Saturday, January 07, 2006

Hedgehogs at the White House

Via Dan Drezner an article from the Wall Street - The Numbers Guy (free)--on Professor Tetlock's book, Expert Political Judgments. He used Isaiah Berlin's categories:
"Foxes [those who know many small things] outperformed hedgehogs [those who know one big thing] in nearly every measure, Prof. Tetlock said. That suggested that those with flexible thinking were better equipped to make forecasts.
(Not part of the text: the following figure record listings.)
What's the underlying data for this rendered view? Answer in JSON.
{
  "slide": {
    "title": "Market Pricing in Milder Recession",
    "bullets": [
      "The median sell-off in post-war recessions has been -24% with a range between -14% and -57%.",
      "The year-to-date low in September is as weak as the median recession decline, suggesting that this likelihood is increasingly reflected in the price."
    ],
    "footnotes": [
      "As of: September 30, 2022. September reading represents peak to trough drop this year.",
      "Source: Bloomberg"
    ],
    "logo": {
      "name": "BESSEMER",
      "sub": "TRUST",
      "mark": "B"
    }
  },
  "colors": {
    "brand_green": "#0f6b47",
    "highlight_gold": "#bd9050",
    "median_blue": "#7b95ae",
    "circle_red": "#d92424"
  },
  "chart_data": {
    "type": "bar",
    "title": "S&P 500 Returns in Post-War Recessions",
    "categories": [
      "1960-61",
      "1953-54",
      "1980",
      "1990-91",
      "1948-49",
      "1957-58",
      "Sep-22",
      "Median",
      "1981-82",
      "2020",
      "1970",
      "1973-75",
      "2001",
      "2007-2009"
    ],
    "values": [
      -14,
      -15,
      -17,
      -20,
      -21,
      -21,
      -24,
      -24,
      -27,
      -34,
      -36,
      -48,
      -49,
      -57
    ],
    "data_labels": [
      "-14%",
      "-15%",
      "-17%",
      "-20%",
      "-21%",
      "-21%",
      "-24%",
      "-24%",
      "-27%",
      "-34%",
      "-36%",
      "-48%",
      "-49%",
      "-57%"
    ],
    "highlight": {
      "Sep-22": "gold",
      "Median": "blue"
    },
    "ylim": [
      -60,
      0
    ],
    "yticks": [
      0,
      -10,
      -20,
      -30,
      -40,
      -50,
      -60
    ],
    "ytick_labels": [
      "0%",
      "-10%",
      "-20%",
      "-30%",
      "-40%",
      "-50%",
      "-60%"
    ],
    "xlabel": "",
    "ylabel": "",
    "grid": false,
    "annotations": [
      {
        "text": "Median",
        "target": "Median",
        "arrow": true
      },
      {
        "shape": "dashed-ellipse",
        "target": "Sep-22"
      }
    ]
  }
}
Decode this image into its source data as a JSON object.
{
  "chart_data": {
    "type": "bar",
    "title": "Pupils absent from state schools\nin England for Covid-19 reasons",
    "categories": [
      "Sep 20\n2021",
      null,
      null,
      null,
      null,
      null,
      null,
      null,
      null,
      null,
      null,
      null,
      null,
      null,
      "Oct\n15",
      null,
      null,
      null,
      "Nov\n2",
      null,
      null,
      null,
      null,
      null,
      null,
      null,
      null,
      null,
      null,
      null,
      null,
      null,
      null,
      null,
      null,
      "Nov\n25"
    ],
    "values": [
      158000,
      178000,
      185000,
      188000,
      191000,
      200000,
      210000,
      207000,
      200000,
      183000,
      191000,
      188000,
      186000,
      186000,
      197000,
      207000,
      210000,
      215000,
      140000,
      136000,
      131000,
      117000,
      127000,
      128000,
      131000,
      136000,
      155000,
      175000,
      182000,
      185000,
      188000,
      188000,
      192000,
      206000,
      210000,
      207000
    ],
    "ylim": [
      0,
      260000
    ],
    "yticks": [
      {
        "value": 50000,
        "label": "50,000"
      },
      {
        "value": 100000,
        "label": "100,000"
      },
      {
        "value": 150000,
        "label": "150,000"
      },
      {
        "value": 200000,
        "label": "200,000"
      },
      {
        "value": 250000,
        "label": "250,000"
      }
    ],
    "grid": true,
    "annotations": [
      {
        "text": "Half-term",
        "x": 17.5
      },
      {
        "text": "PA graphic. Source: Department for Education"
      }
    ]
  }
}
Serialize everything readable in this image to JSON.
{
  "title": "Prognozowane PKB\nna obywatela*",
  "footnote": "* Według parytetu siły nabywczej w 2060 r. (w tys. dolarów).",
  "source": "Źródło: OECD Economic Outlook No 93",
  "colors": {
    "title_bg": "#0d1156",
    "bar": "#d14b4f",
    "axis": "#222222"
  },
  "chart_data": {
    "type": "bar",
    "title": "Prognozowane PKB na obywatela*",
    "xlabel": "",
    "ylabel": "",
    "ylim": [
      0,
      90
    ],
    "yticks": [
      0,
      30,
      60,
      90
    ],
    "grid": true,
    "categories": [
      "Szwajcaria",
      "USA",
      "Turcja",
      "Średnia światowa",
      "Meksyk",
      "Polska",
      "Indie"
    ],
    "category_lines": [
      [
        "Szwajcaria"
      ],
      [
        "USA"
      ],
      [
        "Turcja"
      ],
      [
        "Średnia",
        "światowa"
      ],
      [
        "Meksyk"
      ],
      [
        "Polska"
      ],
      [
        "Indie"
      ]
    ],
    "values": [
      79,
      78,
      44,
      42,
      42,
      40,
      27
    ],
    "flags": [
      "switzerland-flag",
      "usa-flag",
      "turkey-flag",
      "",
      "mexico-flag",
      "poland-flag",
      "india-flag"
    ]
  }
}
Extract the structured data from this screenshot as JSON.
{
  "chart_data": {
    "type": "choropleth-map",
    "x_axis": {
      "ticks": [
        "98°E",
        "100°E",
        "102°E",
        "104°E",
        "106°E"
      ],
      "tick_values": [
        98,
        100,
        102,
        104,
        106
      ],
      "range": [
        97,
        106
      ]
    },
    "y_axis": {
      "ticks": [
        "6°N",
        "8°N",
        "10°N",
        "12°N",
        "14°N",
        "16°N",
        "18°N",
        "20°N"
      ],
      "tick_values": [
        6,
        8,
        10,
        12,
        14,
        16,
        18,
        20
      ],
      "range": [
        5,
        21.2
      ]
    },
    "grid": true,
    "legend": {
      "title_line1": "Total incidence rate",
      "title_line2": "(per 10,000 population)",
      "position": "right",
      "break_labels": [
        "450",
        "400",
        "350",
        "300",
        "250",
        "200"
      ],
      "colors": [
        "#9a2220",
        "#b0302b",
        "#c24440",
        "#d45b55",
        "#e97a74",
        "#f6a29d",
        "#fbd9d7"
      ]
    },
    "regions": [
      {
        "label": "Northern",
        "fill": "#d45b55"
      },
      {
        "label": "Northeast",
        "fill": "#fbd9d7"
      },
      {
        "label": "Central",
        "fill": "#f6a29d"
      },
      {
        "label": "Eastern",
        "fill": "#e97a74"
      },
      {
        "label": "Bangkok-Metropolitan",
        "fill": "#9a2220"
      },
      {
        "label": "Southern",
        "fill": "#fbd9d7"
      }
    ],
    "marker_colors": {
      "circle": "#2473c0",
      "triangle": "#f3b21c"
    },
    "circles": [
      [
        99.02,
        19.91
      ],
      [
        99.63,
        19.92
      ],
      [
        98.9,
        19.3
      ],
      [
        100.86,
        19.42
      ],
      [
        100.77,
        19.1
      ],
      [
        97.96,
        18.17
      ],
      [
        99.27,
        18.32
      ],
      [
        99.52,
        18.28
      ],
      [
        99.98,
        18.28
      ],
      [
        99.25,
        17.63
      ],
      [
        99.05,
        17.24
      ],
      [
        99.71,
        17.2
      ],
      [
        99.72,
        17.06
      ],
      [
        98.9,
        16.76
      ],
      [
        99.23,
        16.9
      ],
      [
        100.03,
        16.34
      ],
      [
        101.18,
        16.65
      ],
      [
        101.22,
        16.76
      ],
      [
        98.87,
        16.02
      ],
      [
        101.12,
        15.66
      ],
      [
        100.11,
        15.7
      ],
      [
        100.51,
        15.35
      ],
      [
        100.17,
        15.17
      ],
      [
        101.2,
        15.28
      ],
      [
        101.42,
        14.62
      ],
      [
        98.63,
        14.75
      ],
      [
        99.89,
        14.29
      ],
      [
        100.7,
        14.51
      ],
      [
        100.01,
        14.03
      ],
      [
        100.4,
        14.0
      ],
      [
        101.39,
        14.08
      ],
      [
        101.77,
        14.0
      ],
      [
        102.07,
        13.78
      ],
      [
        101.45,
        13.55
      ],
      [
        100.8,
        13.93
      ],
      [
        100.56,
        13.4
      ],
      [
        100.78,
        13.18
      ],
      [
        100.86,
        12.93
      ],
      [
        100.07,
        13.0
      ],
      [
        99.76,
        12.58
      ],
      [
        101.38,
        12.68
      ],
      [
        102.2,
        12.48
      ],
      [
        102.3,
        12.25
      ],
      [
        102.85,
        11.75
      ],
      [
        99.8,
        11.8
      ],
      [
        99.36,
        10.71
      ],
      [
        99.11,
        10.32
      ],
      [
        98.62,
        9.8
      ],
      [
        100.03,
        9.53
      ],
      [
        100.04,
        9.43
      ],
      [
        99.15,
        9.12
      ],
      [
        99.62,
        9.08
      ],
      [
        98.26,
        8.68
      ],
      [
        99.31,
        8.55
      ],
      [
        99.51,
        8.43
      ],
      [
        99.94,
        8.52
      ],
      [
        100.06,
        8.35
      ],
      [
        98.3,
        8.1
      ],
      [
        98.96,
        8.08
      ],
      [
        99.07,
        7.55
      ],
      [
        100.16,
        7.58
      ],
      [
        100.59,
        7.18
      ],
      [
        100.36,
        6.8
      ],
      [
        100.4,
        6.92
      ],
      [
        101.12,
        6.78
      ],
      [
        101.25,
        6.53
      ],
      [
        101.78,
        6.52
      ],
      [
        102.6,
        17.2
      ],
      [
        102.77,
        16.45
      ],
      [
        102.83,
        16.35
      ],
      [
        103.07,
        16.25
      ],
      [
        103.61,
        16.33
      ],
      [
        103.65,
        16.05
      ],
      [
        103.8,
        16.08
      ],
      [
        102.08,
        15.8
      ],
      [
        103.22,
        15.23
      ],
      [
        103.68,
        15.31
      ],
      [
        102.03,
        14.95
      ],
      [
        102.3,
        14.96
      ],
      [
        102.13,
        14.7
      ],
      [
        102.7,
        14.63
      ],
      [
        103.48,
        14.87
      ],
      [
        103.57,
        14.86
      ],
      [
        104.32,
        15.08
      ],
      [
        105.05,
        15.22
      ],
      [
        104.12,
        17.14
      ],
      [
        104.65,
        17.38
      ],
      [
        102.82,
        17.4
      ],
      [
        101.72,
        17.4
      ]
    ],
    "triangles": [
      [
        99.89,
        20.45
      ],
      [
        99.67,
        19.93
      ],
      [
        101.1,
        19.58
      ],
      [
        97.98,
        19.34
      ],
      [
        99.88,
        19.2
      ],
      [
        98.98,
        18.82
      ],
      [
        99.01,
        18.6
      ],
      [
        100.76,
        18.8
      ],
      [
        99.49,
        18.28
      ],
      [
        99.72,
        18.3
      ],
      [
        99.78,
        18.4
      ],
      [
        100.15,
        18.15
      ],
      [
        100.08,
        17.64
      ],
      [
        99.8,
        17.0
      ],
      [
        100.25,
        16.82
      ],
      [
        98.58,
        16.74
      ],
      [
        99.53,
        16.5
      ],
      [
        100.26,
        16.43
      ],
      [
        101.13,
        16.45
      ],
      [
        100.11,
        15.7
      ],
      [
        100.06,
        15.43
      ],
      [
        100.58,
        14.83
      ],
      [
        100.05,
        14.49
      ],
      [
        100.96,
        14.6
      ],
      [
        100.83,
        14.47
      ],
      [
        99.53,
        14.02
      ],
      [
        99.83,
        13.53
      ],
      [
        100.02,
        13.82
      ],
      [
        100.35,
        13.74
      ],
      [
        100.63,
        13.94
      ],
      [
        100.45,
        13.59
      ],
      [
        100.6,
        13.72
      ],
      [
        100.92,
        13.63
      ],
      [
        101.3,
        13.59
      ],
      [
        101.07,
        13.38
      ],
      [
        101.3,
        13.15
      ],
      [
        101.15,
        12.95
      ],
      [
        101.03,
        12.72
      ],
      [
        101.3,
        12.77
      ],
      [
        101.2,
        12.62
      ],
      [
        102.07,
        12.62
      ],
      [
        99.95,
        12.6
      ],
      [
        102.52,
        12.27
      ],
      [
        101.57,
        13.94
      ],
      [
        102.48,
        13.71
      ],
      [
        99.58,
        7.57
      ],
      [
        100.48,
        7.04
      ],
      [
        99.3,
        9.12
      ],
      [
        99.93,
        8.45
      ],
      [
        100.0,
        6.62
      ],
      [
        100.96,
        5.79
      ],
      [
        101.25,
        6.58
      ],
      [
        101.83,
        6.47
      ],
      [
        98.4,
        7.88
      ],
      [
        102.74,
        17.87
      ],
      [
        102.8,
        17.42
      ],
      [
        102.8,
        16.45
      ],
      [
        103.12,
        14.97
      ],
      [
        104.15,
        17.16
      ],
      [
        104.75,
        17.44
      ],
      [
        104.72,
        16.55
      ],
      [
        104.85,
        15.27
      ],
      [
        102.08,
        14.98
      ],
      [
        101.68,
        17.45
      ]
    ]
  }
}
Foxes were better, by about three times, at adapting their predictions to world events they hadn't expected. This relates to another failing of hedgehogs: they tended to be more likely to engage in 'hindsight bias.' In other words, hedgehogs were more likely to err in their own favor when asked to recall past predictions -- and if they couldn't recall their own mistakes, how could they be expected to learn from them?"
See Louis Menand in The New Yorker for a fuller discussion, including the points that people make their information fit their preconceptions, discounting opposing information, and that the premium is on "experts" to offer new and different predictions. But hedgehogs can be spectacularly right (particularly scientists).

IMHO our President is a hedgehog (most politicians are, regardless of ideology, although Bill Clinton could not have been), so it's not surprising that it takes a while for bad news to sink in.